P. Fernando Martínez Galdeano, jesuita

Llegados a este punto hemos de indicar algo acerca del misterio de la “providencia”. Si en la vida nos acompaña la salud y el dinero, hacemos proyectos y respiramos fuertes y seguros: “Hoy o mañana iremos a tal ciudad y pasaremos allí el año negociando y enriqueciéndonos. ¿Sabéis acaso, qué sucederá mañana? Pues nuestra vida es como una nube de vapor, que aparece un instante y al punto se disipa. Haríais mejor en decir, si el Señor quiere, viviremos y haremos ésto o aquéllo” (Sant 4,13-15).

En vez de la frase que a veces empleamos nosotros, “si Dios quiere”, el texto de la carta de Santiago utiliza “si el Señor quiere”. Dios es el Señor y nosotros servidores suyos, y por la fe en Jesucristo, nos atrevemos a decir que en lo importante, en aquello que interesa al reinado de Dios, somos “siervos inútiles”. Y es cierto, pues somos simples siervos. “Así también vosotros, cuando hayáis hecho lo que se os mande, decid: Somos siervos inútiles; hemos hecho lo que teníamos que hacer” (Lc 17,10).

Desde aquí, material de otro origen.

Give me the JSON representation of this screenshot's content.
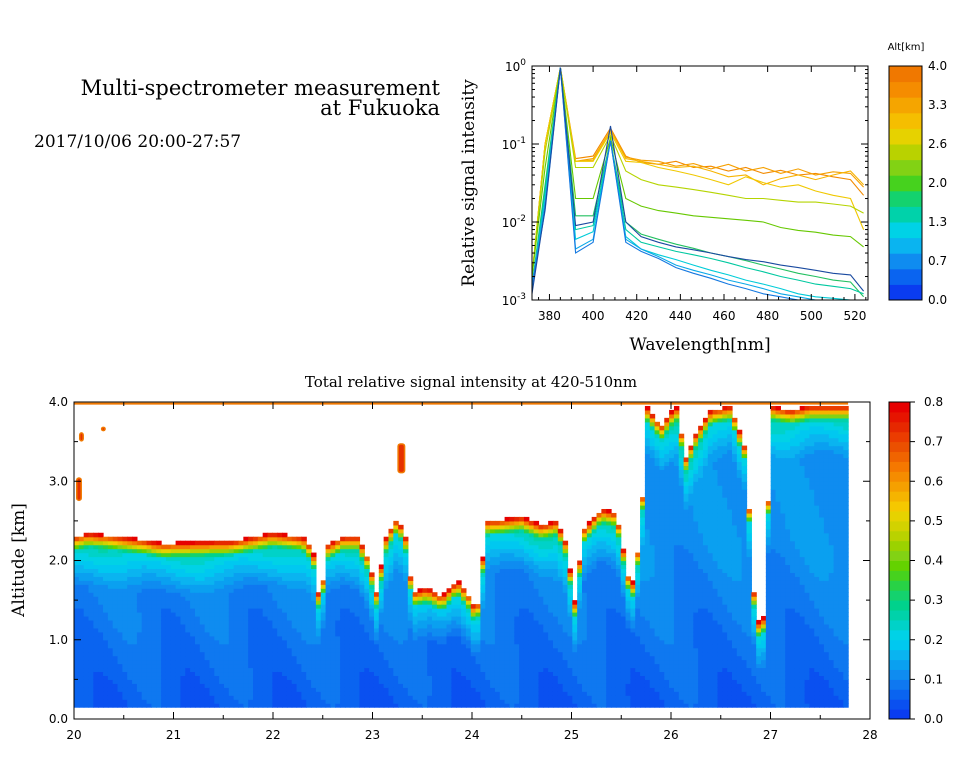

Nuestra relación esencial con Dios en Cristo es de filiación, pero en esta vida lo somos conforme al modelo del hijo hecho hombre, Jesús de Nazaret. Y en este sentido no olvidemos el himno de Pablo: “A pesar de su condición divina, Cristo Jesús no quiso hacer de ello ostentación. Se despojó de su grandeza, tomó la condición de siervo y se hizo semejante a los humanos. Más aún, hombre entre los hombres, se rebajó a sí mismo hasta morir por obediencia, y morir en una cruz” (Flp 2,6-8).

Todo ésto viene a cuento al hablar de “la providencia”. Es claro que si nosotros somos hijos de Dios en Cristo, ese Dios padre que es amor ha de cuidar de nosotros particularmente si nosotros le buscamos y anhelamos su presencia. Y es claro también que siendo él sólo el único Señor, nos abrimos a su voluntad confiando en su fuerza y no en la nuestra. “Y no es que por nosotros mismos seamos capaces de poner a nuestra cuenta cosa alguna; por el contrario, nuestra capacidad procede de Dios, que incluso nos capacitó para ser servidores de la nueva alianza” (2Cor 3,5-6).

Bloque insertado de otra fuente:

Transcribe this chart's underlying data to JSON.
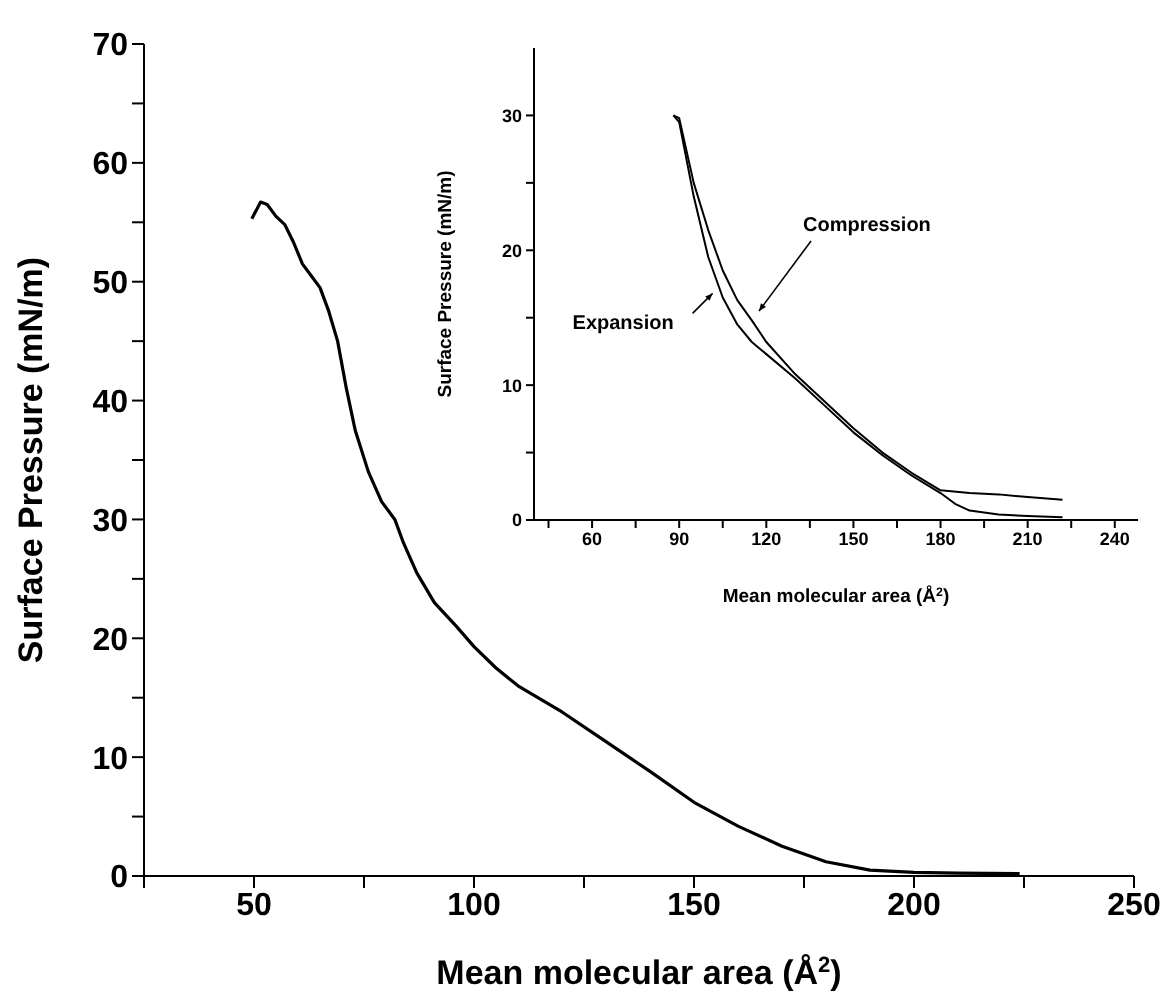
{
  "chart_data": [
    {
      "type": "line",
      "xlabel": "Mean molecular area (Å$^{2}$)",
      "ylabel": "Surface Pressure (mN/m)",
      "xlim": [
        25,
        250
      ],
      "ylim": [
        0,
        70
      ],
      "xticks": [
        {
          "value": 25,
          "label": null
        },
        50,
        {
          "value": 75,
          "label": null
        },
        100,
        {
          "value": 125,
          "label": null
        },
        150,
        {
          "value": 175,
          "label": null
        },
        200,
        {
          "value": 225,
          "label": null
        },
        250
      ],
      "yticks": [
        0,
        {
          "value": 5,
          "label": null
        },
        10,
        {
          "value": 15,
          "label": null
        },
        20,
        {
          "value": 25,
          "label": null
        },
        30,
        {
          "value": 35,
          "label": null
        },
        40,
        {
          "value": 45,
          "label": null
        },
        50,
        {
          "value": 55,
          "label": null
        },
        60,
        {
          "value": 65,
          "label": null
        },
        70
      ],
      "series": [
        {
          "color": "#000000",
          "x": [
            49.5,
            51.5,
            53,
            55,
            57,
            59,
            61,
            63,
            65,
            67,
            69,
            71,
            73,
            76,
            79,
            82,
            84,
            87,
            91,
            96,
            100,
            105,
            110,
            120,
            130,
            140,
            150,
            160,
            170,
            180,
            190,
            200,
            210,
            224
          ],
          "values": [
            55.3,
            56.7,
            56.5,
            55.5,
            54.8,
            53.3,
            51.5,
            50.5,
            49.5,
            47.5,
            45,
            41,
            37.5,
            34,
            31.5,
            30,
            28,
            25.5,
            23,
            21,
            19.3,
            17.5,
            16,
            13.8,
            11.3,
            8.8,
            6.2,
            4.2,
            2.5,
            1.2,
            0.5,
            0.3,
            0.25,
            0.2
          ]
        }
      ]
    },
    {
      "type": "line",
      "xlabel": "Mean molecular area (Å$^{2}$)",
      "ylabel": "Surface Pressure (mN/m)",
      "xlim": [
        40,
        248
      ],
      "ylim": [
        0,
        35
      ],
      "xticks": [
        {
          "value": 45,
          "label": null
        },
        60,
        {
          "value": 75,
          "label": null
        },
        90,
        {
          "value": 105,
          "label": null
        },
        120,
        {
          "value": 135,
          "label": null
        },
        150,
        {
          "value": 165,
          "label": null
        },
        180,
        {
          "value": 195,
          "label": null
        },
        210,
        {
          "value": 225,
          "label": null
        },
        240
      ],
      "yticks": [
        0,
        {
          "value": 5,
          "label": null
        },
        10,
        {
          "value": 15,
          "label": null
        },
        20,
        {
          "value": 25,
          "label": null
        },
        30
      ],
      "series": [
        {
          "color": "#000000",
          "x": [
            88,
            90,
            95,
            100,
            105,
            110,
            115,
            120,
            130,
            140,
            150,
            160,
            170,
            180,
            190,
            200,
            210,
            222
          ],
          "values": [
            30,
            29.8,
            25,
            21.5,
            18.5,
            16.3,
            14.8,
            13.2,
            10.8,
            8.8,
            6.8,
            5,
            3.5,
            2.2,
            2,
            1.9,
            1.7,
            1.5
          ]
        },
        {
          "color": "#000000",
          "x": [
            88,
            90,
            95,
            100,
            105,
            110,
            115,
            120,
            130,
            140,
            150,
            160,
            170,
            180,
            185,
            190,
            200,
            210,
            222
          ],
          "values": [
            30,
            29.5,
            24,
            19.5,
            16.5,
            14.5,
            13.2,
            12.3,
            10.5,
            8.5,
            6.5,
            4.8,
            3.3,
            2,
            1.2,
            0.7,
            0.4,
            0.3,
            0.2
          ]
        }
      ],
      "annotations": [
        {
          "text": "Compression",
          "x": 117.5,
          "y": 15.5
        },
        {
          "text": "Expansion",
          "x": 101.5,
          "y": 16.8
        }
      ]
    }
  ]
}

Cuando murió el amigo Lázaro, “algunos dijeron: —Este que dió la vista al ciego, ¿no podía haber hecho algo para evitar la muerte de Lázaro?” (Jn 11,37). La respuesta la encontramos unos versículos más arriba: “Esta enfermedad no terminará en la muerte, sino que tiene como finalidad manifestar la gloria de Dios” (Jn 11,4). Pero la gloria de Dios se manifiesta a costa de la vida de Lázaro y del dolor causado a sus hermanas y amigos. Pareciera que Dios puede sacar bien del mal; puede orientar el mal hacia el bien. En este sentido, aun en el dolor y la desdicha el texto tiene su valor misterioso. Entonces, la fe se acrisola.

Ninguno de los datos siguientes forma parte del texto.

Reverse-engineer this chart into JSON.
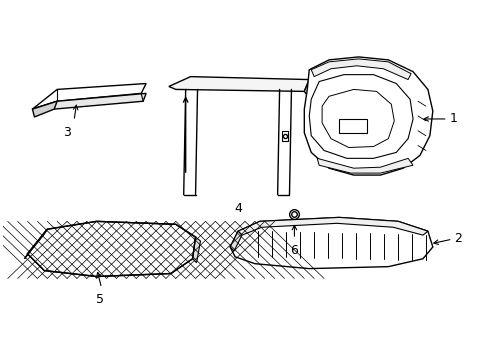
{
  "bg_color": "#ffffff",
  "line_color": "#000000",
  "line_width": 1.0,
  "fig_width": 4.89,
  "fig_height": 3.6,
  "dpi": 100
}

Recordamos este otro párrafo: “¿No se vende un par de pájaros por poco dinero? Y sin embargo ni uno de ellos cae en tierra sin que lo permita vuestro Padre. En cuanto a vosotros hasta los cabellos de vuestra cabeza están contados. No temáis, vosotros valéis más que todos los pájaros” (Mt 10,29-31). Así la fe nos sugiere que todo está en manos de Dios, que todo lo llevará El a buen fin a pesar del mal e incluso “escribirá derecho en líneas torcidas”. No conocemos la dinámica de este mundo complicado ni la profundidad de la historia humana que en última instancia desemboca en el absoluto que pertenece a Dios. Sólo sabemos por la resurrección de Jesús que Dios apunta en el libro de la vida lo que en este mundo ha sido construido con amor verdadero para poder sacar de él una nueva creación. “Y vi un cielo nuevo y una tierra nueva. Habían desaparecido el primer cielo y la primera tierra y el mar ya no existía. (...) Habitará con ellos; ellos serán su pueblo y Dios mismo estará con ellos. Enjugará las lágrimas de sus ojos y no habrá ya muerte, ni luto, ni llanto, ni dolor, porque todo lo viejo se ha desvanecido” (Ap 21,1.3-4).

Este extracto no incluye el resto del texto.